Câmara dos Representantes dos EUA vota para restringir os poderes deguerra de Trump em repreensão ao Irã

by Vanessa Massingue

A Câmara dos Representantes dos EUA aprovou uma medida que busca impedir o presidente Donald Trump de realizar novas ações militares no Irã. A votação de 215 a 208 foi bem-sucedida depois que quatro republicanos se juntaram aos democratas em uma demonstração pública de desaprovação à guerra, que começou em fevereiro.

 Esta é a quarta tentativa da Câmara dos Representantes de restringir os poderes de guerra de Trump, que, segundo os críticos, não possuem aprovação do Congresso. A resolução da Câmara ainda precisa da aprovação do Senado americano, controlado pelos republicanos. Mesmo que fosse aprovada no Senado, é improvável que a medida impedisse completamente a ação militar contra o Irã.

O Senado aprovou uma resolução semelhante em maio, após sete tentativas anteriores sem sucesso, mas ela ainda não foi votada em plenário. A votação de quarta-feira representou o mais recente sinal de divisão dentro do Partido Republicano de Trump, ocorrendo poucos dias depois de uma revolta de conservadores no Congresso ter levado seu governo a recuar nos planos para um fundo de US$ 1,8 bilhão “anti-armamento” para aliados políticos.

Na Câmara dos Representantes, os republicanos Thomas Massie, Brian Fitzpatrick, Tom Barrett e Warren Davidson uniram-se a uma frente democrata para aprovar a resolução de quarta-feira.

 O democrata Jared Golden, do Maine, que anteriormente havia votado contra medidas semelhantes, manifestou seu apoio desta vez. “O Congresso sozinho declara guerra, e isso é algo que certamente precisamos proteger”, disse Barrett, um republicano de Michigan.

 Questionado se estava preocupado com represálias de Trump por seu voto, Barrett respondeu: “Voto de acordo com minha consciência, naquilo que considero certo, e estou disposto a aceitar as consequências.” O deputado Gregory Meeks, principal democrata na Comissão de Relações Exteriores da Câmara, descreveu a votação como “uma significativa repreensão bipartidária à guerra ilegal e custosa do presidente Trump no Irã e o primeiro passo para acabar com ela de uma vez por todas”.

Meeks afirmou que Trump não conseguiu atingir os objetivos declarados da guerra, ao mesmo tempo que aumentou os preços dos combustíveis nos Estados Unidos e tornou ainda mais difícil uma solução diplomática para o programa nuclear iraniano.

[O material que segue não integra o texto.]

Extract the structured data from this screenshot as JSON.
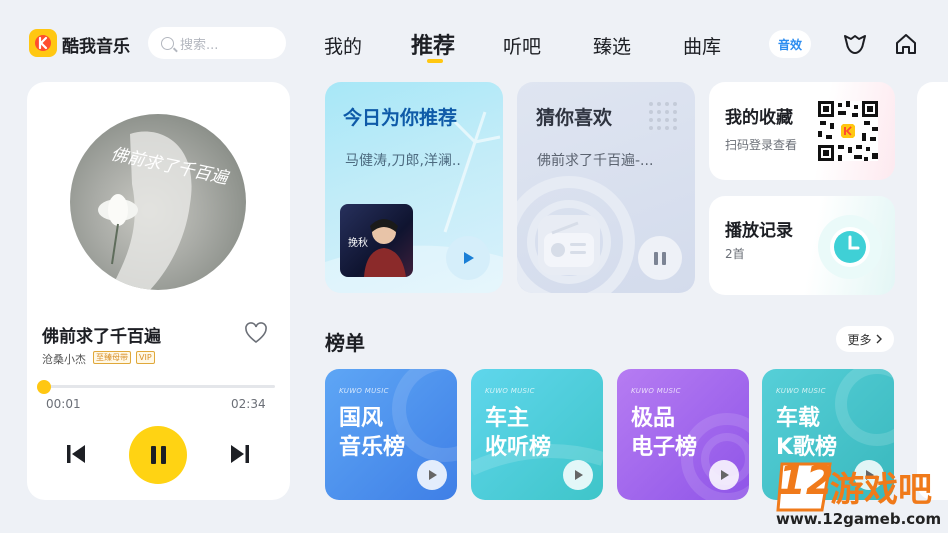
{
  "app": {
    "name": "酷我音乐"
  },
  "search": {
    "placeholder": "搜索..."
  },
  "nav": {
    "items": [
      "我的",
      "推荐",
      "听吧",
      "臻选",
      "曲库"
    ],
    "active": "推荐",
    "sound_effect": "音效"
  },
  "player": {
    "song": "佛前求了千百遍",
    "artist": "沧桑小杰",
    "quality_tag": "至臻母带",
    "vip_tag": "VIP",
    "cover_text": "佛前求了千百遍",
    "current_time": "00:01",
    "total_time": "02:34",
    "progress": 0.01
  },
  "cards": {
    "today": {
      "title": "今日为你推荐",
      "subtitle": "马健涛,刀郎,洋澜..",
      "art_text": "挽秋"
    },
    "guess": {
      "title": "猜你喜欢",
      "subtitle": "佛前求了千百遍-..."
    },
    "favorites": {
      "title": "我的收藏",
      "subtitle": "扫码登录查看"
    },
    "history": {
      "title": "播放记录",
      "count": "2首"
    }
  },
  "charts": {
    "title": "榜单",
    "more": "更多",
    "brand": "KUWO MUSIC",
    "items": [
      {
        "line1": "国风",
        "line2": "音乐榜"
      },
      {
        "line1": "车主",
        "line2": "收听榜"
      },
      {
        "line1": "极品",
        "line2": "电子榜"
      },
      {
        "line1": "车载",
        "line2": "K歌榜"
      }
    ]
  },
  "watermark": {
    "number": "12",
    "text": "游戏吧",
    "url": "www.12gameb.com"
  },
  "colors": {
    "accent": "#ffc712",
    "background": "#eef1f6",
    "sound_effect": "#2b8cf0"
  }
}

“A aprovação desta [medida] hoje sinaliza uma virada significativa: cada vez mais republicanos estão ouvindo seus eleitores, que não querem outra guerra sem fim no Oriente Médio”, disse Meeks, que co-patrocinou a resolução. Os Estados Unidos e Israel lançaram ataques contra o Irã em 28 de fevereiro.

O Irã respondeu atacando Israel e países aliados dos EUA no Golfo Pérsico, fechando efetivamente o Estreito de Ormuz, uma via navegável vital para o transporte marítimo global.

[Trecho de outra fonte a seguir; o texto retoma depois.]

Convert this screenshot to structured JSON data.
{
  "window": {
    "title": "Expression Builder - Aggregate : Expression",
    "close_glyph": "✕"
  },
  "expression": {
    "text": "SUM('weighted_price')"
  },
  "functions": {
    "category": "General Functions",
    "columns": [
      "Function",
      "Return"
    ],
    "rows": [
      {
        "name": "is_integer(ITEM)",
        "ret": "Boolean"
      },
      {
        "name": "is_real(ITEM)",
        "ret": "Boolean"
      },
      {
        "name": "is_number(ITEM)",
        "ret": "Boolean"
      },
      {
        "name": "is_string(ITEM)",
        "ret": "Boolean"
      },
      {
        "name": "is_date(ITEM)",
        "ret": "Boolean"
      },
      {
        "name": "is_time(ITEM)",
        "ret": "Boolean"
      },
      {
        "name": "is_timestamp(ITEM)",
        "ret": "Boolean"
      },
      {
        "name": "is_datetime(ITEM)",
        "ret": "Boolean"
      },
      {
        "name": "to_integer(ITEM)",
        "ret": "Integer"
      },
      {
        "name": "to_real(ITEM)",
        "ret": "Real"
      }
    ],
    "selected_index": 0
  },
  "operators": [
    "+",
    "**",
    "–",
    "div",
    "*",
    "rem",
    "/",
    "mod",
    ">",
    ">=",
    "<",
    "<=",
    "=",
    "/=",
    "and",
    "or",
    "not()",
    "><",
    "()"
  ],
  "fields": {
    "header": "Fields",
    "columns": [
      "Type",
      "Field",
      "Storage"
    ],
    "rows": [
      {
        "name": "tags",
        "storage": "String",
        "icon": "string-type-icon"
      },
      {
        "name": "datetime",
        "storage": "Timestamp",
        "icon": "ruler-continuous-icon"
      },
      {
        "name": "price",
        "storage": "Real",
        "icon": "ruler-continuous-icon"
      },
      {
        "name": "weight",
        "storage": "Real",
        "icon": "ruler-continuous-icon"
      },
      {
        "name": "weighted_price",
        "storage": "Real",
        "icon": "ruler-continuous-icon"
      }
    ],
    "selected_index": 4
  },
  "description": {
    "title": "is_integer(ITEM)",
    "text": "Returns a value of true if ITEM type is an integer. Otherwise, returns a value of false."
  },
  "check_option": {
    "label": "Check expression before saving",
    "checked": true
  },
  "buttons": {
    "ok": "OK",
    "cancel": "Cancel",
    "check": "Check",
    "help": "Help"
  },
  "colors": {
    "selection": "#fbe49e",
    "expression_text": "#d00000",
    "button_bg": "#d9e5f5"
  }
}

Em abril, os EUA anunciaram que iriam impor um bloqueio a navios que viajassem para ou a partir da costa do Irã. Anúncio Os Estados Unidos e o Irã chegaram a um acordo inicial de cessar-fogo em 8 de abril. Apesar desse acordo, os EUA atacaram o Irã nos últimos dias, e Teerã respondeu com ataques ao Kuwait, um aliado americano.

 Antes da votação, Trump afirmou novamente que as negociações para encerrar a guerra estão indo “muito bem” e poderiam ser finalizadas já neste fim de semana. “Nós os atacamos com bastante força na noite anterior e, na verdade, também ontem à noite”, disse Trump a repórteres na Casa Branca na quarta-feira, referindo-se aos ataques no Irã.

“Algumas pessoas diriam que eles foram ligeiramente provocados porque tomamos uma ação forte por um motivo diferente, então eles estavam retaliando.”

O presidente acrescentou que a maioria dos membros de sua administração espera pôr fim ao conflito em breve com um acordo “sem matar todo mundo”. “Em teoria, eles estão bem perto de assinar um documento; na verdade, temos nos dado muito bem com eles.